Imagen de archivo de una UCI instalada en el gimnasio del HUCA de Oviedo
Imagen de archivo de una UCI instalada en el gimnasio del HUCA de Oviedo José Luis Cereijido

El epidemiólogo Daniel López-Acuña menciona, entre otros, que las estancias hospitalarias estén siendo más largas y que la transmisibilidad del virus sea mayor y dure más

10 mar 2021 . Actualizado a las 05:00 h.

Desde el pasado 31 de enero las unidades de cuidados intensivos de Asturias no bajan del centenar del pacientes. En las últimas semanas de la segunda ola de la pandemia, llegaron a bajar de 60. Este es uno de los efectos de que la variante británica del coronavirus, la B.1.1.7, haya pasado a dominar en poco más de dos meses el escenario de los nuevos contagios en Asturias. «No sólo nos da una velocidad de transmisión del virus más intensificada, también está generando estancias hospitalarias más largas y que la transmisibilidad sea mayor y dure más días», explica el epidemiólogo y exdirectivo de la Organización Mundial de la Salud (OMS), Daniel López-Acuña, que forma parte del comité asesor sobre la covid del Principado.

A los anteriores efectos que la variante británica, que ya supone más del 96% de los nuevos contagios en Asturias, añade que además ejerce una mayor presión asistencial e, directa e indirectamente por ello, produce una mayor letalidad. A la variante británica se achaca también el actual estancamiento de la incidencia no sólo en Asturias, sino también en otras comunidades autónomas y países europeos. En algunos como Francia e Italia ya se está observando el rebrote en la incidencia de covid-19 que se da por hecho que ocurrirá en el Principado tras esta situación de meseta.

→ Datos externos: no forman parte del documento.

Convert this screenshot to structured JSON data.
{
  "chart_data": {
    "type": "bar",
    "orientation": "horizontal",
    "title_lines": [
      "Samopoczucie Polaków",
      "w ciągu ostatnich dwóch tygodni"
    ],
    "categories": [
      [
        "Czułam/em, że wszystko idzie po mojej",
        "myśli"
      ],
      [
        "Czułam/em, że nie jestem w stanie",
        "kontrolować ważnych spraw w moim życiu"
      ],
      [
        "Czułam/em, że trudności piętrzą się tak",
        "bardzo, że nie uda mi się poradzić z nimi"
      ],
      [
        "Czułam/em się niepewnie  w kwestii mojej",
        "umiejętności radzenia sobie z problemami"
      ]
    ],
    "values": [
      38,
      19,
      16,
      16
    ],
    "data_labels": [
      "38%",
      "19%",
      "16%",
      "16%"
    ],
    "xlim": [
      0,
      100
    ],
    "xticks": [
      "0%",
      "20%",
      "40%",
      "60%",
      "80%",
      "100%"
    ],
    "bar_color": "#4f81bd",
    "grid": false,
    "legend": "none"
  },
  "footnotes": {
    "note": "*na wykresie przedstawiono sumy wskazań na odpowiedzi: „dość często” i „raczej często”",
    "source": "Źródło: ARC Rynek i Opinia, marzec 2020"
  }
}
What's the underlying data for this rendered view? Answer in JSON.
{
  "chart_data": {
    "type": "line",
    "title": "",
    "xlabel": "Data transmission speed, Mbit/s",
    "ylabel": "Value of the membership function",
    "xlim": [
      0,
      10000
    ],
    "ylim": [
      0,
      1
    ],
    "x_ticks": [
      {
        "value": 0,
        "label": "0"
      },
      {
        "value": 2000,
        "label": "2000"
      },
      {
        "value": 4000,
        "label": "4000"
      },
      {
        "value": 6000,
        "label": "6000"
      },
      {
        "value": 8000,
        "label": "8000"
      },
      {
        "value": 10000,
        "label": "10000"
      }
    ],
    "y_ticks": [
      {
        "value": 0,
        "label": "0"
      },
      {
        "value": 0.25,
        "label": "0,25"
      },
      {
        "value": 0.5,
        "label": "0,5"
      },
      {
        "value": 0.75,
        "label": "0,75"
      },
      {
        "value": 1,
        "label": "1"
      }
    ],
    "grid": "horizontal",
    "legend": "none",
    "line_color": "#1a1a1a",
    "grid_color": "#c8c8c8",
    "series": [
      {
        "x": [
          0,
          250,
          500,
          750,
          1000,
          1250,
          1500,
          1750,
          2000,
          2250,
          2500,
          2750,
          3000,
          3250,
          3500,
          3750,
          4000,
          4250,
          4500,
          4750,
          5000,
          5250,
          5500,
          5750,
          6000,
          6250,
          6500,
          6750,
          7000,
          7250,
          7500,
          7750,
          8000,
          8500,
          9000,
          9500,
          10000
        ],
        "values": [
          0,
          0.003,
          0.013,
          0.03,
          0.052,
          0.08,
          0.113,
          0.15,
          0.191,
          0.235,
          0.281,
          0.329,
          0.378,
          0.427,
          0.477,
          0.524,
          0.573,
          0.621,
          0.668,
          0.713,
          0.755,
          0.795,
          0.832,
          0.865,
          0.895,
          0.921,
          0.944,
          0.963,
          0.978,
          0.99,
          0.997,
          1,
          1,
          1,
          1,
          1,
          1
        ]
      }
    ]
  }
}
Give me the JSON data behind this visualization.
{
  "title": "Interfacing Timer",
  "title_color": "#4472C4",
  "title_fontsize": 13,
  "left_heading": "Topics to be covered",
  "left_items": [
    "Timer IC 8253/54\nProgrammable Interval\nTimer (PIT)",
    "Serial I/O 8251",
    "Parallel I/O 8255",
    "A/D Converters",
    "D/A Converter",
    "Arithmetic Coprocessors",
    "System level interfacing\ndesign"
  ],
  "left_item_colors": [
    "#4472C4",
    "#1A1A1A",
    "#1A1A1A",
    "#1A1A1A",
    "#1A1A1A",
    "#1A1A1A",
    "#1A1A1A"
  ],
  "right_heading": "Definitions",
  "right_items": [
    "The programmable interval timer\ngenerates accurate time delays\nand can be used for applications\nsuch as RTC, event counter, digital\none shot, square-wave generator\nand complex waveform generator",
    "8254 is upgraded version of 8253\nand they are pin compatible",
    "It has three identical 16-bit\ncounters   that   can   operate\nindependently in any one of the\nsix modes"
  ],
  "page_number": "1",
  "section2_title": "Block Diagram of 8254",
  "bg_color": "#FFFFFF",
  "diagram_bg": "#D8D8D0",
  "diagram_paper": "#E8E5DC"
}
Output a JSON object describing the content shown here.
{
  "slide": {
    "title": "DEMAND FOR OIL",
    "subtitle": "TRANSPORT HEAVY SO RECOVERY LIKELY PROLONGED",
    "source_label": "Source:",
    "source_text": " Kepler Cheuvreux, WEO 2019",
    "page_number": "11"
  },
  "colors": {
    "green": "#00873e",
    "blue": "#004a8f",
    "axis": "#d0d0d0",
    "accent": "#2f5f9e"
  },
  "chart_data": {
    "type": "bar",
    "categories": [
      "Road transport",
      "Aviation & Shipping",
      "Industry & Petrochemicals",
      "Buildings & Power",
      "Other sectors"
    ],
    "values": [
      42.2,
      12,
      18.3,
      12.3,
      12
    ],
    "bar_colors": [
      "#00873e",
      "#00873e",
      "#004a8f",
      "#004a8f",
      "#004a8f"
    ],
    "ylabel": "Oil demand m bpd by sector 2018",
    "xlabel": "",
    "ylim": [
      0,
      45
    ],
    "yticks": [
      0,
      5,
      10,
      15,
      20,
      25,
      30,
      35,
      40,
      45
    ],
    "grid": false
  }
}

«Esta variante nos rompe el precario equilibrio de la lucha contra el virus. De alguna manera supone un reforzamiento de la calidad infectiva, de transmisión y de velocidad de transmisión del virus. En el pulso que llevamos contra el virus nos doblega un poco el brazo», dice López-Acuña, que explica que esta variante no sólo alarga las estancias hospitalarias y en las UCIs, sino que también hace que las personas contagiadas tengan una capacidad de transmisión por más de días que los que estaban afectados por la variante inicial. Una circunstancia que incluso podría motivar que los aislamientos y las cuarentenas se amplíen porque, en opinión del exdirectivo de la OMS, «hay que pensarlos ya no para 10 días sino para 14».